Has anyone else heard of this?
I am on my phone so googling isn't easy.

Illegals?

15 missing after boat capsizes during journey to St. Thomas | Miami Herald


----------



## MarkofSeaLife (Nov 7, 2010)

8 hours, no comments. 
Wow.
If they were whities from the US, Australia, Europe...

Poor buggers.


----------



## aeventyr60 (Jun 29, 2011)

Not a lot of info on this. Tough week in the world regarding deaths, no matter who they were.


----------



## SHNOOL (Jun 7, 2007)

So wait you posted this later at night in the US, and were upset that nobody responded in 8 hours, about an incident that happened 2 weeks ago?

Just saying. Tragic for sure, details are REALLY sketchy it would appear. Also sounds like the coasties were involved throughout attempting to gather more info, and they still didn't have all the info. So yeah, seems like a bit of REALLY important info is missing, or not being shared.


----------



## krisscross (Feb 22, 2013)

Awful news for sure 
Mostly Cubans. Does not look like they were trying to reach the States. Maybe just working folks.


----------



## eherlihy (Jan 2, 2007)

This site says that the search was called off after over 70 operational hours.
It sounds like four persons were rescued, and eleven were lost.

Thanks to you we heard about this incident. I can't say why the nooze did not report more widely about it, other than perhaps they were gearing up for the RNC.


----------



## Sal Paradise (Sep 14, 2012)

Best article I could find dated July 15- very tragic. 

Fifteen suspected illegal immigrants from Cuba, St. Maarten, and Colombia are feared dead, and four are being held by BVI authorities after a boat transporting them reportedly capsized between the BVI and St. Maarten earlier this week.

Ricardo Castrodad. U.S. Coast Guard Sector San Juan, Public Affairs Specialist in a press release issued this morning, Friday, July 15, stated that U.S. Coast Guard rescue crews are actively searching in the waters between the BVI and St. Maarten for possible survivors of a capsized migrant vessel.

"Two Saint Maarten and two Cuban migrants who were traveling aboard the capsized vessel were rescued by a good samaritan vessel Monday in waters south of Virgin Gorda, British Virgin Islands and transported to Virgin Gorda, where they were transferred to island authorities," he said.

BVI Platinum News sources indicted that the four men have since told local authorities that they were among 15 others who departed St. Maarten destined for St.

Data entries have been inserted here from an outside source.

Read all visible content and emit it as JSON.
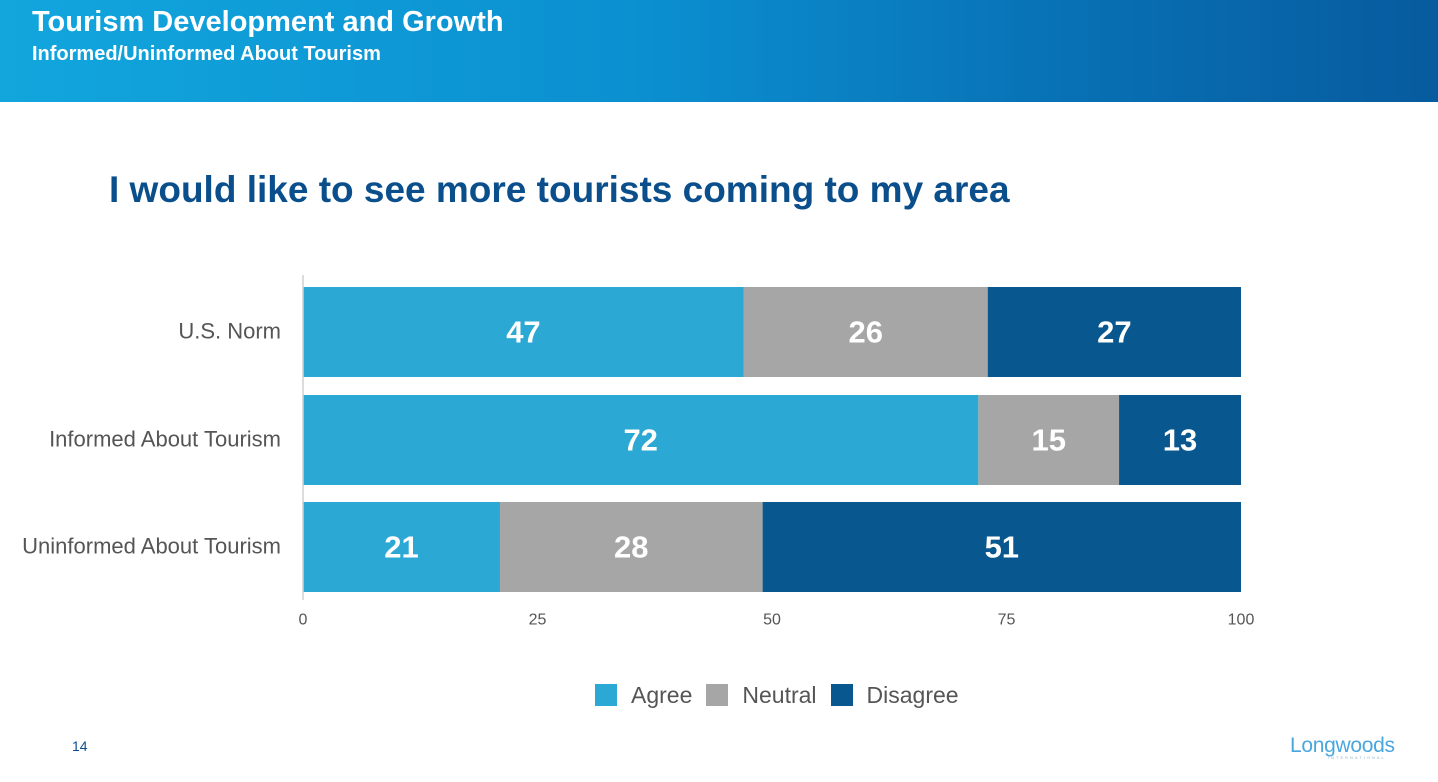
{
  "header": {
    "title": "Tourism Development and Growth",
    "subtitle": "Informed/Uninformed About Tourism"
  },
  "question": "I would like to see more tourists coming to my area",
  "chart_data": {
    "type": "bar",
    "orientation": "horizontal",
    "stacked": true,
    "categories": [
      "U.S. Norm",
      "Informed About Tourism",
      "Uninformed About Tourism"
    ],
    "series": [
      {
        "name": "Agree",
        "values": [
          47,
          72,
          21
        ],
        "color": "#2ba8d3"
      },
      {
        "name": "Neutral",
        "values": [
          26,
          15,
          28
        ],
        "color": "#a6a6a6"
      },
      {
        "name": "Disagree",
        "values": [
          27,
          13,
          51
        ],
        "color": "#08578f"
      }
    ],
    "xlim": [
      0,
      100
    ],
    "xticks": [
      0,
      25,
      50,
      75,
      100
    ],
    "grid": false,
    "legend_position": "bottom",
    "data_label_color": "#ffffff"
  },
  "footer": {
    "page_number": "14",
    "logo_text": "Longwoods",
    "logo_subtext": "INTERNATIONAL"
  }
}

Thomas, USVI when the boat capsized during their journey.

BVI security officials are tight lipped on the reports.

However, Castrodad said authorities in San Juan were notified by BVI authorities and family members Wednesday morning that one of the survivors reported the migrant vessel departed St. Maarten Saturday night on a trip to St. Thomas, U.S. Virgin Islands.

The vessel was carrying 15 Cubans, 1 Colombian, a Dominican Republic national and 2 persons from Saint Maarten when it capsized sometime between Saturday night and early Monday, after the vessel started taking on water.

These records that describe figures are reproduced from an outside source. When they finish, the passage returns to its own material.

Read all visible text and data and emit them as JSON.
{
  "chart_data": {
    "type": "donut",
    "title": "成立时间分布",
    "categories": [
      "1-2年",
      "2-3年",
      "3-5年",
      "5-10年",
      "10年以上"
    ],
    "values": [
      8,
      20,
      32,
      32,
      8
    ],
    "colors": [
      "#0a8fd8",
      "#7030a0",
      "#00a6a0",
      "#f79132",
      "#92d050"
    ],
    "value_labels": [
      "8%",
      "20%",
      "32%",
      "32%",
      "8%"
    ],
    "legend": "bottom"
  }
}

"Coast Guard watchstanders proceeded to launch an Air Station Borinquen MH-65 Dolphin helicopter from Air Station Borinquen and diverted the Coast Guard Cutter Heriberto Hernandez to search for survivors."

They then issued an Urgent Marine Information Broadcast and Enhanced Group Calling, advising mariners and boaters in the area to be on the lookout for survivors.

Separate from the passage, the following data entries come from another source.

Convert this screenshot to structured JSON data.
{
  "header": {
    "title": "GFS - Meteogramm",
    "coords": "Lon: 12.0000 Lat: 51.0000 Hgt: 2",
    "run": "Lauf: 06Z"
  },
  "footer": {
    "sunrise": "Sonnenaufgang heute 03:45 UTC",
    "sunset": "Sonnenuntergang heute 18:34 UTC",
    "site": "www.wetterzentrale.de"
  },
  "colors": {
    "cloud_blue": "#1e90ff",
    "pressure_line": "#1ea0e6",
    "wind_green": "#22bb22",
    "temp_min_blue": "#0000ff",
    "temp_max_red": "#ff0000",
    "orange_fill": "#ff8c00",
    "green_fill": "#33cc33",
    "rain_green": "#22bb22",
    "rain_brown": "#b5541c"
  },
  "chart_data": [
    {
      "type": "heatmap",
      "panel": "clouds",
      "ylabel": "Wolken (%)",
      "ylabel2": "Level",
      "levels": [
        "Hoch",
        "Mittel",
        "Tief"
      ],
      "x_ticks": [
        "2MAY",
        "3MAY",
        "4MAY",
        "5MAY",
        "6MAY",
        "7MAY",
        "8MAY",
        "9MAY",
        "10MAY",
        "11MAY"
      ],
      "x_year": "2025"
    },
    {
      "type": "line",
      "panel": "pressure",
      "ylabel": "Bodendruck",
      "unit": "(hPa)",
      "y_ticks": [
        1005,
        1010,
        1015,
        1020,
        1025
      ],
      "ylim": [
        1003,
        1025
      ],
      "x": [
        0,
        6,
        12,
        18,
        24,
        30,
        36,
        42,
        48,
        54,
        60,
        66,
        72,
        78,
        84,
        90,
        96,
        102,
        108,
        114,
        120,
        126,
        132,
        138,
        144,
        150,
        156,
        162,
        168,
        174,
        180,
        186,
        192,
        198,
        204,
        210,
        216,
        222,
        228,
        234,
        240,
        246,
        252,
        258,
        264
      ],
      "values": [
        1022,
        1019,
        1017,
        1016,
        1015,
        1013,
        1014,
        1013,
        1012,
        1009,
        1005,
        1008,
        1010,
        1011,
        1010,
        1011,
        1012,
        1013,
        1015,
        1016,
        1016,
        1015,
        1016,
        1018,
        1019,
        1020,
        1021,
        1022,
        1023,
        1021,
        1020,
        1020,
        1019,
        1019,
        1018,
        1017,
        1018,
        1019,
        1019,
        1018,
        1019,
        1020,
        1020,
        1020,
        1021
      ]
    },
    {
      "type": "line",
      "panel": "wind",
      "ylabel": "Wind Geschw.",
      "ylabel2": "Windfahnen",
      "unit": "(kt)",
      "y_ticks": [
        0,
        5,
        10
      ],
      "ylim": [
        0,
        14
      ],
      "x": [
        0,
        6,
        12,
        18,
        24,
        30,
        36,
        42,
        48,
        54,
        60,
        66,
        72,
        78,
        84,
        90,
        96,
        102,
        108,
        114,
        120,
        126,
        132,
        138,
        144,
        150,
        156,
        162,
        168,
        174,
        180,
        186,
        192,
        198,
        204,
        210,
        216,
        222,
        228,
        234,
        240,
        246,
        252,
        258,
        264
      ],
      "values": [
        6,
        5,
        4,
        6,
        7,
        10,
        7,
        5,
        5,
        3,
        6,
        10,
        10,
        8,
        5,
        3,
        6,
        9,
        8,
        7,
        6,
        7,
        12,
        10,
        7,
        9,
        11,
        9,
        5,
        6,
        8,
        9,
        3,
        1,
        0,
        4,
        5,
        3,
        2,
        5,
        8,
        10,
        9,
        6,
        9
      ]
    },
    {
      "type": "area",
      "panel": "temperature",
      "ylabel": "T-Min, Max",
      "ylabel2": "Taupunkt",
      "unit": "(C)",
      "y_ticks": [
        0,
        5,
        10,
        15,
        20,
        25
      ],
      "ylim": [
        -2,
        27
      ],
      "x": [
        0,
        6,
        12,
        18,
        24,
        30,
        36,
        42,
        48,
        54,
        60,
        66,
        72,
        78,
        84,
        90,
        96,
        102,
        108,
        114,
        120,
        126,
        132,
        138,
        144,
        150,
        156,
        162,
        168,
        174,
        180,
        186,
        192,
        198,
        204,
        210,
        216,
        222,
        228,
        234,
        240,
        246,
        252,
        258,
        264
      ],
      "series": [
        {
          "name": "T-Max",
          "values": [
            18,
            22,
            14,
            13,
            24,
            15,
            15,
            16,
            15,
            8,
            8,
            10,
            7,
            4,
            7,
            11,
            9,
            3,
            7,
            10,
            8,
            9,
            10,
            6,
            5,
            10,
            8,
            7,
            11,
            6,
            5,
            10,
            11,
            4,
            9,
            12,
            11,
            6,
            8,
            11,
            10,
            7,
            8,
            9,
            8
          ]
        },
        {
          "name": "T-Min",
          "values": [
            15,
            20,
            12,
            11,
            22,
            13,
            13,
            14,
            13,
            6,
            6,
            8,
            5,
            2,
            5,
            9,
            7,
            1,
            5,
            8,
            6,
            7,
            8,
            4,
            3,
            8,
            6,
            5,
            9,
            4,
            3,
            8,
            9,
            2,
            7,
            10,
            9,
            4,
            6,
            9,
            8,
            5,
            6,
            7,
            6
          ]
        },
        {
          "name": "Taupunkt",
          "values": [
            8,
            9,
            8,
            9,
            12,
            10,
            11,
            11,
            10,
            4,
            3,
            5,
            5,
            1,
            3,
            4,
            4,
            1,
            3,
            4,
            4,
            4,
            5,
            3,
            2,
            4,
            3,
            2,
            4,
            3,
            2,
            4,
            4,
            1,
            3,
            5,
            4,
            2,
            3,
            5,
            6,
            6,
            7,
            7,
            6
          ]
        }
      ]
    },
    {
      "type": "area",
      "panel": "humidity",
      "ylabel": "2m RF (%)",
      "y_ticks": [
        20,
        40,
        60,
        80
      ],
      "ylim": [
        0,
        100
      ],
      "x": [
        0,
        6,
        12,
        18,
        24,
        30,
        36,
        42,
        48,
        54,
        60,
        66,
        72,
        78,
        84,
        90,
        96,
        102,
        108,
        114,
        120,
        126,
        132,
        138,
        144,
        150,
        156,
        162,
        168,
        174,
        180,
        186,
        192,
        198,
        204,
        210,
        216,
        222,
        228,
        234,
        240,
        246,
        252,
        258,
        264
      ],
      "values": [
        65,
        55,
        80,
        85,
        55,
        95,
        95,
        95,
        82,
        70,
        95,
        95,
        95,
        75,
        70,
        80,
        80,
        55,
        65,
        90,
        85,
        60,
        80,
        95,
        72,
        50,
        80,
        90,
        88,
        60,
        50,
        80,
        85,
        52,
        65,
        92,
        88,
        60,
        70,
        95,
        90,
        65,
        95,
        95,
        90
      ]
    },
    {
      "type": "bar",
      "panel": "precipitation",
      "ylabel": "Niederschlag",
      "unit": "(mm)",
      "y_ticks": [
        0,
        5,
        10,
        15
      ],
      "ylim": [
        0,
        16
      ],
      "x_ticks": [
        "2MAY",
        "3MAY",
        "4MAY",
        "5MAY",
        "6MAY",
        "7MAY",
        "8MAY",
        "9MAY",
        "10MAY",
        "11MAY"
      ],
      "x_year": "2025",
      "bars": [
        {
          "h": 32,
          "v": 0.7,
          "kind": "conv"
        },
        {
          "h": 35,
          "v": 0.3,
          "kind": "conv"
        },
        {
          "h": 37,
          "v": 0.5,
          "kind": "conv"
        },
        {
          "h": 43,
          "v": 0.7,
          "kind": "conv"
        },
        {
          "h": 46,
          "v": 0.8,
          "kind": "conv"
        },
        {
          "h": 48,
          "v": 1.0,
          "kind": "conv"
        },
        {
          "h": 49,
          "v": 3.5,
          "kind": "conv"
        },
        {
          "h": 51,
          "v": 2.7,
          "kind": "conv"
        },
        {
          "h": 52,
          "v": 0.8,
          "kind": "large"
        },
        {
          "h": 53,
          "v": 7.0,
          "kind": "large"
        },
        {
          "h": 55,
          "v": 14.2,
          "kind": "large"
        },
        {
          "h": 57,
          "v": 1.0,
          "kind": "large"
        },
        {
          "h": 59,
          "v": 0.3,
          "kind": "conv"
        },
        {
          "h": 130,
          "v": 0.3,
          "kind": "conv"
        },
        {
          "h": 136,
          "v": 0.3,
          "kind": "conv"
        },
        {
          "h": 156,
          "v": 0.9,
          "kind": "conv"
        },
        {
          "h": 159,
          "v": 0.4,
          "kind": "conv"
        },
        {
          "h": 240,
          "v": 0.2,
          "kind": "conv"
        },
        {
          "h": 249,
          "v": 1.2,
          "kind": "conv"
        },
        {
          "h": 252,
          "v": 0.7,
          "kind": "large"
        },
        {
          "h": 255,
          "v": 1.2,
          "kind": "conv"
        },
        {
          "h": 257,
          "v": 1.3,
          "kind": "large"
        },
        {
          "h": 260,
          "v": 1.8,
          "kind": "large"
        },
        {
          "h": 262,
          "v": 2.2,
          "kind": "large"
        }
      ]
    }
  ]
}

A Coast Guard HC-144 Ocean Sentry and a Coast Guard Auxiliary aircraft are actively participating in the search.

The Dutch Caribbean Coast Guard is also assisting search efforts with a dash-8 maritime patrol aircraft, while Virgin Islands Search and Rescue units are searching coastal areas in the British Virgin Islands.

"So far, there have been no signs of survivors. Watchstanders in Sector San Juan are investigating reports of four life jackets that were recovered Thursday by two vessels in waters south of St. John, U.S. Virgin Islands." - Virgin Island Platinum News
-----


----------